Desechó la idea tan pronto como se le formó en la mente. Jamás había mostrado miedo de cara a los demás, ni siquiera cuando comprendió con toda claridad que sus padres no iban a volver a buscarle. Era ridículo tenerlo ahora. Se enfrentaría a lo que tocase, como había tenido que hacer en más de una ocasión para defender su corta vida. Con ese pensamiento en la mente, dio las buenas noches y subió las escaleras hasta la habitación. Ya estaba dormido cuando Camila entró para apagarle la luz.

En los días que siguieron Emma no le dirigió la palabra ni una sola vez. Solo demostraba saber de su existencia cuando le dedicaba miradas asesinas de puro odio que divertían a Alejandro, llegando incluso a tentarle para molestarla a propósito. Su dormitorio se llenó con enseres escolares y se sintió extrañamente formal cuando, un lunes por la mañana, se puso por primera vez el uniforme. Como no quería dar una mala impresión, intentó peinar sus rebeldes mechones oscuros a conciencia mientras se pasaba las punteras de los zapatos por las perneras para sacarles brillo.

Estaba ajustándose el cuello de la camisa blanca cuando una figura pequeña irrumpió inesperadamente frente a él. Giró la cara y se topó con Emma, impecable, con un uniforme de los mismos tonos que el suyo.

—No encajarás —le dijo ella sin presentación previa —. El colegio no es sitio para ti.

Alejandro dejó lo que estaba haciendo y la miró con los ojos verdes entrecerrados. A su pesar, se le escapó una risilla que irritó a la pequeña de los Montes todavía más.

—Si encajas tú, cualquier persona normal también lo hará —le respondió.

—Seguro que te llevan a la clase de preescolar —atacó ella a su vez— ¡Y yo me moriré de vergüenza!

—A lo mejor me pasan directamente a tu curso —espetó Alejandro, cogiendo la mochila que Camila le había ayudado a preparar. El peso le reconfortó al pensar que todo aquello era suyo, incluso llevaba su nombre—, pero no pienso dejarte los deberes.

—No vamos a ir a la misma clase —Lo miró como si hubiese dicho una gran tontería—. Es imposible que estemos al mismo nivel.

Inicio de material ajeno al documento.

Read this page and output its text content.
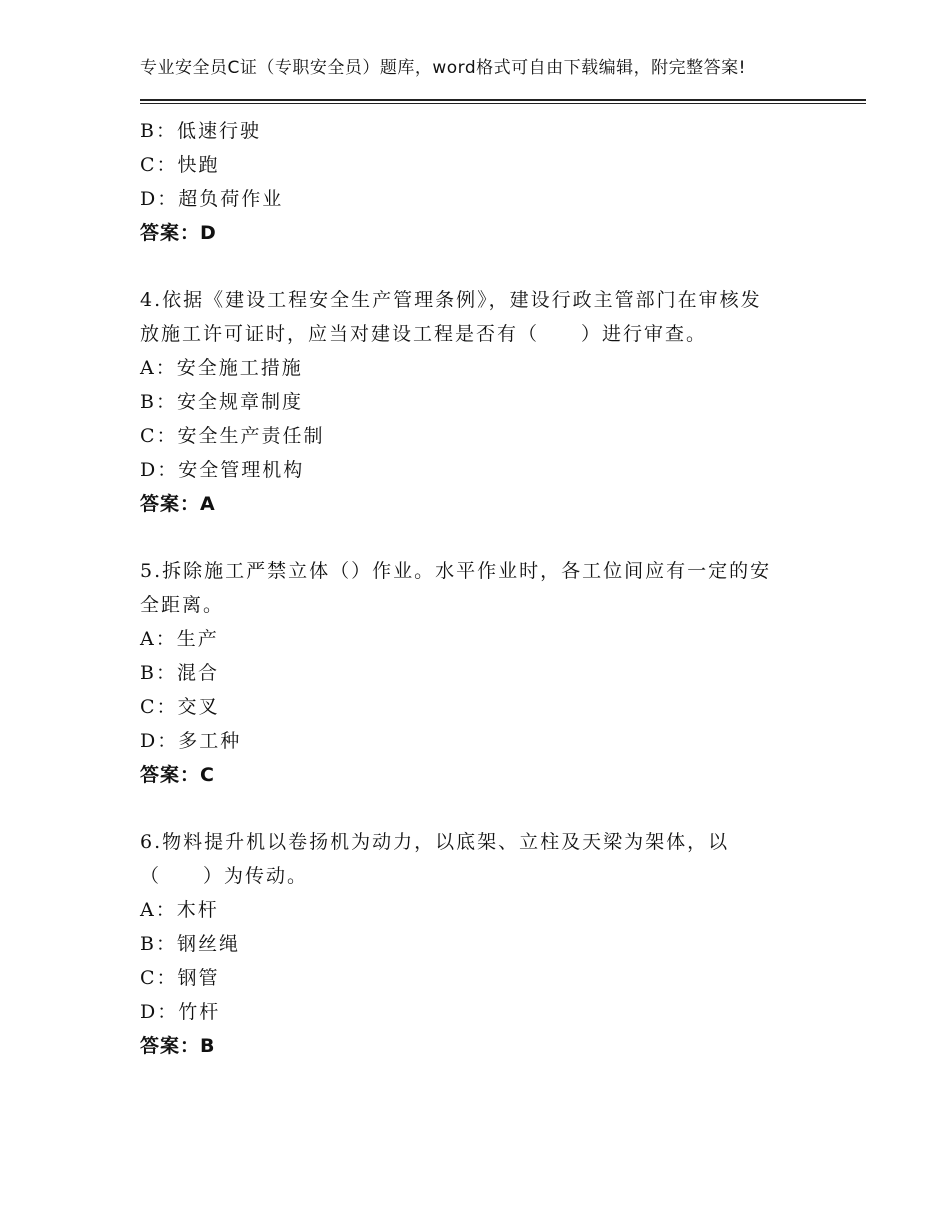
专业安全员C证（专职安全员）题库，word格式可自由下载编辑，附完整答案!
B：低速行驶
C：快跑
D：超负荷作业
答案：D
4.依据《建设工程安全生产管理条例》，建设行政主管部门在审核发
放施工许可证时，应当对建设工程是否有（　　）进行审查。
A：安全施工措施
B：安全规章制度
C：安全生产责任制
D：安全管理机构
答案：A
5.拆除施工严禁立体（）作业。水平作业时，各工位间应有一定的安
全距离。
A：生产
B：混合
C：交叉
D：多工种
答案：C
6.物料提升机以卷扬机为动力，以底架、立柱及天梁为架体，以
（　　）为传动。
A：木杆
B：钢丝绳
C：钢管
D：竹杆
答案：B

—Tienes razón —Alejandro le sonrió desde su altura cuando pasó junto a ella en la puerta. Emma olía a colonia y su trenza castaña era perfecta, con cada cabello en su sitio—. Yo soy dos años mayor, así que por muy lista que seas… siempre sabré más que tú.

Molesta como pocas veces, Emma bajó corriendo a acusarle ante sus padres, que estaban demasiado atareados como para escuchar sus balbuceos. Alejandro se subió al coche junto a ella, que le sacaba la lengua cada vez que tenía ocasión. Conforme se acercaban al colegio, los nervios se iban apoderando de él, pues aunque había toreado bien la situación con Emma, temía que tuviera razón y que, en efecto, no encajara en aquel lugar lleno de desconocidos.

Una vez solos en la entrada del colegio, Emma se colocó la mochila en los hombros y le dio la espalda, dispuesta a perderse por los pasillos que ya conocía junto a sus amigas. No obstante, solo había dado dos pasos cuando se detuvo. Alejandro estaba leyendo las indicaciones del corcho de anuncios con las manos cerradas en puños y movía un pie nerviosamente. Algunos chicos que iban a clase con Emma y pasaban por allí lo miraban y cuchicheaban al verle solo y apartado de las filas de alumnos que se arremolinaban en los distintos caminos a las clases.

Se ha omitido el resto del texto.